The normalization approach identified by SPANS differed for the two data sets. Normalization methods impacted the statistical significance of peaks differently, underscoring the importance of carefully evaluating potential methods. More consistent SPANS scores resulted when at least 120 significant peaks are used, where larger sets of peaks were obtained by increasing the p-value threshold. Interestingly, we show that total sum scaling and highest peak normalization, used in previous studies, underperformed relative to SPANS-recommended normalization approaches.

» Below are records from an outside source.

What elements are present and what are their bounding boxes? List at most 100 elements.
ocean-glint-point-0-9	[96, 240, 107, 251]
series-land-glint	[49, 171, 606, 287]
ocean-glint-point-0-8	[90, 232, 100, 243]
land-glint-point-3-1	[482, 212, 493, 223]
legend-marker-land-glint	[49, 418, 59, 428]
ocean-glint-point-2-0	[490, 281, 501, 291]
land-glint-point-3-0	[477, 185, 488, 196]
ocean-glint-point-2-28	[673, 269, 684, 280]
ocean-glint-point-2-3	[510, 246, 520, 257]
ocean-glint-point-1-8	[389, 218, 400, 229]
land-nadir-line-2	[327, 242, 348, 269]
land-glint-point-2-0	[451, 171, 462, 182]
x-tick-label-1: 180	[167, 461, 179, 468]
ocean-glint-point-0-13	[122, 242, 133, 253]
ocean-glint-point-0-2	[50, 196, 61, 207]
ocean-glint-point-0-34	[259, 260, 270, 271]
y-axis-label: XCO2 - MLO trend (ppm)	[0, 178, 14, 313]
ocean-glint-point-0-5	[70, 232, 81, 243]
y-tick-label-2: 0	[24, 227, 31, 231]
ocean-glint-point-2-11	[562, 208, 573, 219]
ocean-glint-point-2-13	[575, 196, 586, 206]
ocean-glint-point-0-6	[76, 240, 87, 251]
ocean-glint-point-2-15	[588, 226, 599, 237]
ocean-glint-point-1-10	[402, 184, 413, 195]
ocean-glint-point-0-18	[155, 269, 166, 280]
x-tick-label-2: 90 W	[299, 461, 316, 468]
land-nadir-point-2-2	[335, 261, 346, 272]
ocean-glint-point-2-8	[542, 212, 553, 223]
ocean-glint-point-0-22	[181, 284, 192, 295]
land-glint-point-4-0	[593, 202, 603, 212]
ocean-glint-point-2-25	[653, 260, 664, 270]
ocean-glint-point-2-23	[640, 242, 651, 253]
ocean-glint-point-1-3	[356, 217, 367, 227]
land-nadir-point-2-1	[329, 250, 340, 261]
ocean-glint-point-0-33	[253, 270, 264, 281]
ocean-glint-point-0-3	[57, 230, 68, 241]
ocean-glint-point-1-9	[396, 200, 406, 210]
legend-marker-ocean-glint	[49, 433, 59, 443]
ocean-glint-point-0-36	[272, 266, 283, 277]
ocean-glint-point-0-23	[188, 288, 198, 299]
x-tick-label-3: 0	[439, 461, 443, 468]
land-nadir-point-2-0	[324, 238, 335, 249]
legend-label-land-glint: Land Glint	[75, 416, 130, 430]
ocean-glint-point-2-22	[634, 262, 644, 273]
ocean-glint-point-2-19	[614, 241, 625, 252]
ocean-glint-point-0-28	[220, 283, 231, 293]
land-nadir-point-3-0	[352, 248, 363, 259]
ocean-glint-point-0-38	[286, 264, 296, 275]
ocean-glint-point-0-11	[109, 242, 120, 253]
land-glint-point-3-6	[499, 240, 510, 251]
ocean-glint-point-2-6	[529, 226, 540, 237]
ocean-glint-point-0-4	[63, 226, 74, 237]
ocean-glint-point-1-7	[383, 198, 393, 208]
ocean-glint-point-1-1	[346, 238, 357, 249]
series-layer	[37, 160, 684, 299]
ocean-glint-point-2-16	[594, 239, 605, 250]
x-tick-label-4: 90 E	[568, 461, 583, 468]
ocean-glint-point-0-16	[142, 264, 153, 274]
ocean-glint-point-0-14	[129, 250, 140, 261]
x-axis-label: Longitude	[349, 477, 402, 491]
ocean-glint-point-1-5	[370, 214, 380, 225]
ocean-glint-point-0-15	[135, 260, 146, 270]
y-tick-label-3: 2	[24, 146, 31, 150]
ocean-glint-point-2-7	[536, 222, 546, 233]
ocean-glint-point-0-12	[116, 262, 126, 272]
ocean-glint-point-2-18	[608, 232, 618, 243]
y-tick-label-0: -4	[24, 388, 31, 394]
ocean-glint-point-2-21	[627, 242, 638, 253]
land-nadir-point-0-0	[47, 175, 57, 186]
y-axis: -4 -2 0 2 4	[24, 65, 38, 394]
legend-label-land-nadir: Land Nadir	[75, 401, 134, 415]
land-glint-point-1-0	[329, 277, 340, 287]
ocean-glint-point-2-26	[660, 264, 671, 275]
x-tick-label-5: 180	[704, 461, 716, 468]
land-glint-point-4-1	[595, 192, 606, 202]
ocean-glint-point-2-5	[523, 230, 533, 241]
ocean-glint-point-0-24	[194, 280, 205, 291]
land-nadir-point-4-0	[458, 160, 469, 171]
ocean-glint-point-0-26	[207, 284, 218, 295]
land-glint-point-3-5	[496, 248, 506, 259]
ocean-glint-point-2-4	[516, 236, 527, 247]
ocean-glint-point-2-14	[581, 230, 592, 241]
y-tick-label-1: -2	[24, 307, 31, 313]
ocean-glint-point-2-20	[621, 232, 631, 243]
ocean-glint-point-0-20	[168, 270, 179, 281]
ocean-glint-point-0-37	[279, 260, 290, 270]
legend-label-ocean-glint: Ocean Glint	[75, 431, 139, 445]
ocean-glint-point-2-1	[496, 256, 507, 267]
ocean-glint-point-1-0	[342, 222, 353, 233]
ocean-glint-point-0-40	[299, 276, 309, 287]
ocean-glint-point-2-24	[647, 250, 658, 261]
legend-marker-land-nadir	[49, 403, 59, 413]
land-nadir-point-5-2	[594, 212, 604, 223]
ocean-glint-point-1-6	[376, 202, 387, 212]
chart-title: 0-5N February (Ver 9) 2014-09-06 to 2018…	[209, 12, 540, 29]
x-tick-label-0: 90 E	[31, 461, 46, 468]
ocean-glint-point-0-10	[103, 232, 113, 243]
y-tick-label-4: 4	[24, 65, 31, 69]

Although there is no single, best normalization method for all data sets, SPANS provides a mechanism to identify an appropriate normalization method for analyzing FT-ICR-MS data quantitatively. The number of peaks used in the background distributions of SPANS contributes more significantly to the reproducibility of results than the p-value thresholds used to obtain those peaks.
傅里叶变换离子回旋共振质谱(FT-ICR-MS)是分析复杂有机混合物的首选技术。目前,对于 FT-ICR-MS 数据的定量分析,既没有共识的归一化方法,也没有客观的方法来选择一种方法。我们研究了一种评估和评分各种归一化方法引入数据中偏差量的方法。
我们评估了统计程序用于分析归一化策略(SPANS)的能力,以指导为两个不同的 FT-ICR-MS 数据集选择适当的归一化方法。此外,我们还测试了 SPANS 结果对 SPANS 参数值变化的稳健性,并评估了使用各种归一化方法对下游统计分析的影响。
SPANS 确定的归一化方法因两个数据集而异。归一化方法对峰的统计显着性的影响不同,这强调了仔细评估潜在方法的重要性。当使用至少 120 个显着峰时,SPANS 得分更一致,通过增加 p 值阈值可以获得更大的峰集。有趣的是,我们表明,以前研究中使用的总和缩放和最高峰归一化方法的性能相对低于 SPANS 推荐的归一化方法。
尽管对于所有数据集都没有单一的最佳归一化方法,但 SPANS 提供了一种机制,可以识别出用于定量分析 FT-ICR-MS 数据的适当归一化方法。SPANS 中背景分布中使用的峰数对结果的可重复性的贡献比用于获得这些峰的 p 值阈值更为重要。